教科書
DATE 2010.12.11
大学時代に教科書として使っていた書籍ですが、今のお仕事にも色々と役に立っています。まさかお墓の仕事をしているのに何でと思うでしょうが、相当に助かっているのです。最近のお墓は、納骨室(カロート)が通気するようにしています。その場合、四角い密室に何カ所か穴を開けて、そこから空気が通るように細工を施します。ところが殆どがただただ穴を開けているだけなので、実際には通気していない状況になります。空気の自然対流には温度差が大切で、そこらへんを加味した設計を見かけたことがありません。空気調和の基礎知識にある話を知っていれば、比較的簡単に解決できるハズですが、なかなか出来ないものです。

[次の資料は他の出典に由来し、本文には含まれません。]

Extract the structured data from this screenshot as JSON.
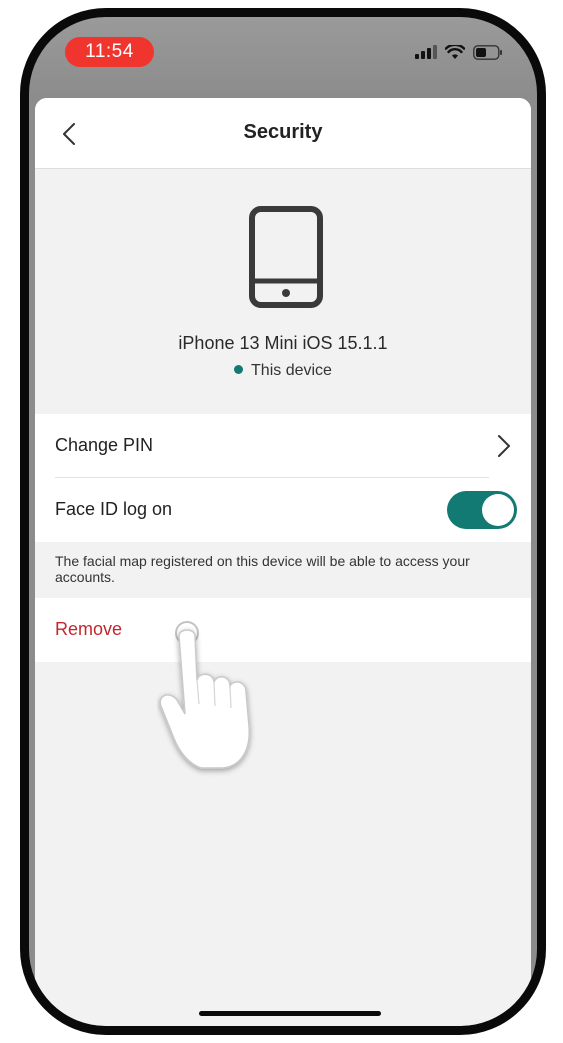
{
  "status_bar": {
    "time": "11:54",
    "icons": [
      "signal-icon",
      "wifi-icon",
      "battery-icon"
    ]
  },
  "nav": {
    "title": "Security",
    "back_icon": "chevron-left-icon"
  },
  "device": {
    "icon": "smartphone-icon",
    "name": "iPhone 13 Mini iOS 15.1.1",
    "status": "This device",
    "status_color": "#137a73"
  },
  "settings": {
    "change_pin_label": "Change PIN",
    "face_id_label": "Face ID log on",
    "face_id_enabled": true,
    "helper_text": "The facial map registered on this device will be able to access your accounts.",
    "remove_label": "Remove"
  },
  "colors": {
    "accent": "#137a73",
    "danger": "#c4262e",
    "time_pill": "#f0352e"
  }
}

最近花立てを石碑本体に取り込んだデザインをみかけます。ではその花立ての水って何処へ流れて行くのでしょうか。まさかカロート内に流れてしまうような設計にはなっていないはず。流れているとしたらそれはよろしくない設計です。たった1つの水の流れを処理するのにもかなり大変なんです。それこそ基礎工事の段階から検討しておく事項。住宅であれば、基礎工事の前に給排水や電気のルートは決まっていないといけません。お墓の業界はこういう基準というかルールがありません。まさに何でもありの世界。生コンの仕様もしかり、鉄筋のピッチも決まっていない。ましてや納骨室の換気回数の目安も無い。あるのは石屋さんの「勘」だけ。それは決して知識に裏付けされた「勘」ではありません。当たるか外れるか、お客さんを巻き込んだ賭けを日々繰り返しているのです。私たちは賭はしません。そんな危ない橋は渡らず、きっちり調べます。過去の知識を紐解いて、毎回最善の回答を繰り返しています。